# Data Preprocessing

This file shows how I performed data cleaning and feature engineering. 

## Set up

Import libraries.

In [1]:
import numpy as np
import pandas as pd
from category_encoders.target_encoder import TargetEncoder
from sklearn.model_selection import train_test_split
from sklearn.preprocessing import MinMaxScaler

Load datasets.

In [2]:
full_train_df = pd.read_csv("../data/raw/train.csv")
test_df = pd.read_csv("../data/raw/test.csv")

Since the test set provided does not have the target variable, so we have to create an internal validation set to evaluate the model performance.

In [3]:
train_df, val_df = train_test_split(full_train_df, test_size=0.2, stratify=full_train_df["fraud"], random_state=30)

## Data Cleaning

Remove the observations whose the target variable `fraud` is equal to -1.

In [4]:
train_df = train_df[train_df["fraud"] != -1]

For values that match the following conditions, treat them as missing values to be imputed later.

- `age_of_driver > 100`
- `annual_income = -1`
- `zip_code = -1`

According to [Wikipedia](https://en.wikipedia.org/wiki/List_of_the_verified_oldest_people), the oldest living person is 115, as of 2018. I think it is reasonable to assume that any `age_of_driver > 100` in this dataset is a clerical error.

In [5]:
for df in [train_df, val_df, test_df]:
    df.loc[df["age_of_driver"] > 100, "age_of_driver"] = np.nan
    df.loc[df["annual_income"] == -1, "annual_income"] = np.nan
    df.loc[df["zip_code"] == 0, "zip_code"] = np.nan

Now, we will do an imputation for the missing values. Since there is only a very small percentage of missing values, we will simply do a mean/mode imputation for the continuous/categorical variables.

In [6]:
for df in [train_df, val_df, test_df]:
    # mean imputation for continuous variables
    for feature in ["age_of_driver", "annual_income", "claim_est_payout", "age_of_vehicle"]:
        feature_mean = df.loc[:, feature].mean(skipna=True)
        df[feature].fillna(int(feature_mean), inplace=True)

    # mode imputation for categorical variables
    for feature in ["marital_status", "witness_present_ind", "zip_code"]:
        feature_mode = df.loc[:, feature].mode(dropna=True)
        df[feature].fillna(feature_mode.values[0], inplace=True)

## Feature Engineering

Remove `claim_date`.

In [7]:
for df in [train_df, val_df, test_df]:
    df.drop(columns=["claim_date"], inplace=True)

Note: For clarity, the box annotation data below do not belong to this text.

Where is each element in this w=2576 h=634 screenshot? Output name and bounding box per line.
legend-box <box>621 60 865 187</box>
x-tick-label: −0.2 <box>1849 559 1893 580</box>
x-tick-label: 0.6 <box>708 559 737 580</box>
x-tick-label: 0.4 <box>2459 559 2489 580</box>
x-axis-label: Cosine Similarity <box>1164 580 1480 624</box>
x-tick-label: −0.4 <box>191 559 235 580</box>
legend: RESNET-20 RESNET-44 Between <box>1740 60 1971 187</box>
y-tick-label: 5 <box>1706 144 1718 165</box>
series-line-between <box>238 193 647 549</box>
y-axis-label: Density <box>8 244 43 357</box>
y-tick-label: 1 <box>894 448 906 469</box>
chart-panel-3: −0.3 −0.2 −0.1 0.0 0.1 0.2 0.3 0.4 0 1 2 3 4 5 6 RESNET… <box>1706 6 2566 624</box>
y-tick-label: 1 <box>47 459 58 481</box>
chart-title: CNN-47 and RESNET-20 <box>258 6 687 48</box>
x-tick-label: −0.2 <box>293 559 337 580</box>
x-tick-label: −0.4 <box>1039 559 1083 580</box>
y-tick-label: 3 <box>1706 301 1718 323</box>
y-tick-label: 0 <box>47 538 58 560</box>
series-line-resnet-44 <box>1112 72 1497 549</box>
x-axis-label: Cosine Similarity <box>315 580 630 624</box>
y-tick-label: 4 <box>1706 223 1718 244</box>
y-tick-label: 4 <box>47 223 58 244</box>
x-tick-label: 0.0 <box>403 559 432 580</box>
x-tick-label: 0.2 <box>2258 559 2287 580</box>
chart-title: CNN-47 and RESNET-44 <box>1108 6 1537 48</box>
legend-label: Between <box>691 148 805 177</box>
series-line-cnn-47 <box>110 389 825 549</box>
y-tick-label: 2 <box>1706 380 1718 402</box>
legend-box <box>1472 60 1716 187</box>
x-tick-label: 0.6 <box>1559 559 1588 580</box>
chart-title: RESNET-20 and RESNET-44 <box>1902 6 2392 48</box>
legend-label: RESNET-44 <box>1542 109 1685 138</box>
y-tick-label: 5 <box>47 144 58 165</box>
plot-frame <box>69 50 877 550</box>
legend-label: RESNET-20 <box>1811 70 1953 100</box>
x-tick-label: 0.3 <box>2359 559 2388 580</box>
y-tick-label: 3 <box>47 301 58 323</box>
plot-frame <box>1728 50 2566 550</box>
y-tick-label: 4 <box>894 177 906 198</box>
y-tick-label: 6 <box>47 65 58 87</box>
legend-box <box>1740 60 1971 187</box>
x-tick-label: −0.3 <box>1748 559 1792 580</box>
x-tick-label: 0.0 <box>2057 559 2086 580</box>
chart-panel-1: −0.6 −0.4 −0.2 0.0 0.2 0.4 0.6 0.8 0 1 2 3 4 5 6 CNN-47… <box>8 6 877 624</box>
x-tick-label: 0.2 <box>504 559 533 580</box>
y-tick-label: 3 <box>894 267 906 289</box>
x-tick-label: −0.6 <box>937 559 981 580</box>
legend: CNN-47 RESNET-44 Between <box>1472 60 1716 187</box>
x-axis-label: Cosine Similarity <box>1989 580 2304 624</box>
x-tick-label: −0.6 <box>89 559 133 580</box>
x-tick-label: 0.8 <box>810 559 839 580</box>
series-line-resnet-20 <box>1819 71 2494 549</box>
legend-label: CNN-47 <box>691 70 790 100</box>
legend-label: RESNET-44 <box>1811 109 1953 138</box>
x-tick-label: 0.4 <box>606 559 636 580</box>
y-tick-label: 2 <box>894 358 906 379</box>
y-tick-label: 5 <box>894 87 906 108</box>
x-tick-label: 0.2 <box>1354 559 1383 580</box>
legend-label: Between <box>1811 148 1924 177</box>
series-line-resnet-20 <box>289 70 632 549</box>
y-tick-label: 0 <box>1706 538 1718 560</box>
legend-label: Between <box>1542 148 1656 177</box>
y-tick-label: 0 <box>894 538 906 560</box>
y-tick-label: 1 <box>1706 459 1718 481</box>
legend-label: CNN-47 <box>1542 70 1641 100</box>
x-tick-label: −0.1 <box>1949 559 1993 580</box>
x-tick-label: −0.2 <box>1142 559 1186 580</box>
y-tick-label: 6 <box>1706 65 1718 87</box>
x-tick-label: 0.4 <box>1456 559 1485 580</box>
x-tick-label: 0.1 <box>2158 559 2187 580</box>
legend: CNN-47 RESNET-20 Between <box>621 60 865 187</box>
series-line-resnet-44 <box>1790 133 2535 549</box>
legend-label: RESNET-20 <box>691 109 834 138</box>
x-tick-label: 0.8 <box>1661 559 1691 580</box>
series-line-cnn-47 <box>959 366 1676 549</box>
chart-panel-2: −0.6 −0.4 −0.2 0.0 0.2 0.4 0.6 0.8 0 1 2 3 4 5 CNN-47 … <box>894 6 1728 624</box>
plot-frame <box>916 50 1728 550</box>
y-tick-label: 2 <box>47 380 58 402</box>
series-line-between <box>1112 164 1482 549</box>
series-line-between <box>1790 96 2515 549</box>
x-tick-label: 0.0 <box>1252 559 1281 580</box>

Some numerical features are measured in very different scales, so they should be re-scaled.

In [8]:
numerical_features = [
    "age_of_driver", "annual_income", "safty_rating", "past_num_of_claims", 
    "liab_prct", "claim_est_payout", "age_of_vehicle", "vehicle_price", "vehicle_weight"
]
scaler = MinMaxScaler()
scaler.fit(train_df[numerical_features])

for df in [train_df, val_df, test_df]:
    df[numerical_features] = scaler.transform(df[numerical_features])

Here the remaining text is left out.